6. SIMPLIFY each equation

• From \(x + 7 = 0\): \(x = -7\)
• From \(15x - 260 = 0\): \(x = \frac{260}{15} = \frac{52}{3}\)

7. SIMPLIFY to find the sum

• Sum \(= -7 + \frac{52}{3} = \frac{-21}{3} + \frac{52}{3} = \frac{31}{3}\)
• Convert to decimal (use calculator): \(\frac{31}{3} = 10.33...\)

Answer: \(\frac{31}{3}\) or 10.33

Why Students Usually Falter on This Problem

Most Common Error Path:

Weak SIMPLIFY skill: Students often struggle with factoring out the common factor \((x + 7)\) correctly. They might try to divide both sides by \((x + 7)\) directly, which loses the solution \(x = -7\) since division by zero is undefined when \(x = -7\). Or they make algebraic mistakes when computing \(15(x - 17) - 5\), getting terms like \(15x - 250\) instead of \(15x - 260\).
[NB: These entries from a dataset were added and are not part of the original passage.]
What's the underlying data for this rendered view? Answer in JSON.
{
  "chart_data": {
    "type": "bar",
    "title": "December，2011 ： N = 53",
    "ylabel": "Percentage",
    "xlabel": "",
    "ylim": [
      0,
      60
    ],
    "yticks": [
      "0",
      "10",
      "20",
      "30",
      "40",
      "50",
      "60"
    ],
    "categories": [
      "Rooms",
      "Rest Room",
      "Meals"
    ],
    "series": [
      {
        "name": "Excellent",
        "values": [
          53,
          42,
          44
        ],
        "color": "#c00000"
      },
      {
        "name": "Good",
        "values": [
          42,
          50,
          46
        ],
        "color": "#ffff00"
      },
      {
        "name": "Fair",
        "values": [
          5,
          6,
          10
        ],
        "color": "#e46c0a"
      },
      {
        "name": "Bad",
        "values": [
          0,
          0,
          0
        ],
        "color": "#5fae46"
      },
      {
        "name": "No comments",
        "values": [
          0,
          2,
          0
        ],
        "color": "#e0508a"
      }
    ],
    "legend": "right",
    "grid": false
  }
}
This leads to incorrect solutions and therefore an incorrect sum, causing confusion and potentially random guessing.

Second Most Common Error:

Inadequate SIMPLIFY execution: Students correctly factor out \((x + 7)\) and apply zero product property, but make arithmetic errors when adding the final fractions. They might incorrectly compute \(-7 + \frac{52}{3}\) by adding \(-7 + 52 = 45\), then dividing by 3 to get 15, instead of converting \(-7\) to \(\frac{-21}{3}\) first.

This may lead them to select an incorrect numerical answer if multiple choice options are available.

The Bottom Line:

This problem tests whether students can recognize and properly factor common algebraic expressions while maintaining precision in fraction arithmetic. The key insight is seeing the common factor \((x + 7)\) and knowing that factoring it out (rather than dividing by it) preserves all solutions.